Joe Duggan, Communications

April 13, 2022

When Tulsa Community College decided to redefine the student experience by creating student success centers, renovating existing buildings on its primary campuses made perfect sense. So did bringing Olsson on board to help ensure the centers live up to the promise of their new names.

Recruited by GH2 Architects, Olsson has provided mechanical, electrical, and plumbing (MEP) designs for the Hardesty Student Success Center at Tulsa Community College (TCC) West Campus. The college has also retained GH2 Architects and Olsson to design student success centers on the Metro and Northeast campuses, where work remains ongoing.

 

 

It’s part of a broad campaign by TCC to remove barriers and revolutionize the student experience on all four of its main campuses in Tulsa, Oklahoma. The first of the centers, on the Southeast Campus, was completed in 2019.

Our MEP consultants have created custom designs for climate control, lighting, power, and low voltage cabling for the centers on the remaining three campuses.

“These spaces are truly focal points for each campus,” said Dustin Vogt, leader of Olsson’s MEP team in Oklahoma. “The centers are designed to be welcoming and functional while providing value to the college, students, and community they serve.”

 

 

More Power and Light

For the West Campus center, our MEP designers remapped electrical wiring and low voltage cabling. We also added more wall outlets and power drops to better utilize open space to keep the staff, students, and all their devices, connected.

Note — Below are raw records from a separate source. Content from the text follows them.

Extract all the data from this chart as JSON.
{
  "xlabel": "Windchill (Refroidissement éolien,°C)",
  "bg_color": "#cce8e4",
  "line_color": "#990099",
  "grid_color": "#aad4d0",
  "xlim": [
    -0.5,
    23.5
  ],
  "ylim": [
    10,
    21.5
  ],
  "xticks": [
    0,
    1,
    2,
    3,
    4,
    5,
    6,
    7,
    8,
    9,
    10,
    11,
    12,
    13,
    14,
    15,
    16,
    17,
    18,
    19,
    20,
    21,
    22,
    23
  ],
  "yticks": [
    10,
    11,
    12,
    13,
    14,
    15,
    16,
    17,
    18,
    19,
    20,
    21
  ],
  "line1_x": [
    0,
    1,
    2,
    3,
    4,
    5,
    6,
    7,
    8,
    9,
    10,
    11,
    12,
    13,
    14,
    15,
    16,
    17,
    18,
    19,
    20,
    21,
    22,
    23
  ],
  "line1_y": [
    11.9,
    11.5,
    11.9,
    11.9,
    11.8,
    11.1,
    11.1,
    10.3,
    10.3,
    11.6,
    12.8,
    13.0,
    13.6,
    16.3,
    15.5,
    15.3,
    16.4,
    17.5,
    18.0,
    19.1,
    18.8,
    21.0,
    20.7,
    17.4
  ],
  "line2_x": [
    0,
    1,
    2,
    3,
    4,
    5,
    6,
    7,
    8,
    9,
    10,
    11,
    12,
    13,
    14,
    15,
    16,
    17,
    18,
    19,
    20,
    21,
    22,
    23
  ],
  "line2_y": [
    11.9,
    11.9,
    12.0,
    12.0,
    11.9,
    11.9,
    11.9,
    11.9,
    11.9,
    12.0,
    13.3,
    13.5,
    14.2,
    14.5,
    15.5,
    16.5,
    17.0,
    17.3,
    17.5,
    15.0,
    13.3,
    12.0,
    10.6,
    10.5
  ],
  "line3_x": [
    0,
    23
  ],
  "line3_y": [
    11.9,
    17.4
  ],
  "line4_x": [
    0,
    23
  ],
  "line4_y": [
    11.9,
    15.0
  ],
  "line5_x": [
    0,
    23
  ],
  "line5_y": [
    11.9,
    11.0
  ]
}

As for the lighting, our design aimed to save utility costs without sacrificing the lumens needed to minimize eye strain and keep the space inviting and functional.

 

 

Improved Climate Control

Retrofitting the existing heating, ventilation, and air-conditioning (HVAC) system, rather than completing a total replacement, was necessary to fit the project budget. We analyzed each air-handling unit to ensure it would properly distribute the HVAC load, an essential step for efficiency.

Next, we designed a way to connect the HVAC network of ducts and returns to the newly renovated space.

Carter Johnson, one of our senior MEP engineers, designed the connections without the aid of original building plans (a common situation with renovations). He popped ceiling tiles, drew sketches, and sleuthed out the hidden air distribution system. Ultimately, however, the process involved a bit of highly educated guesswork.

“When the contractor comes in with the sledgehammer, we find out if we were right,” Dustin said before breaking into a smile, “there were no surprises – we were right.”

 

 

Removing Barriers

TCC dedicated its beautifully renovated West Campus center in late 2021. The updated facility – funded by a $1 million gift from the Hardesty Family Foundation – provides a central location where students discover career pathways, secure scholarships and financial aid, and enroll in classes.

Instead of being stopped by a row of counters and long lines, students now easily and quickly navigate the center to obtain the help they need.

“Every effort to remove a barrier, either physical or financial, increases student success and the number of graduates,” Dr. Leigh Goodson, TCC president and CEO, said at the West Campus center dedication.

Olsson is proud of our role in improving TCC’s West Campus facility and the two centers to follow. We are dedicated to making sure the reinvented spaces are as hard-working and successful as the college’s students and staff.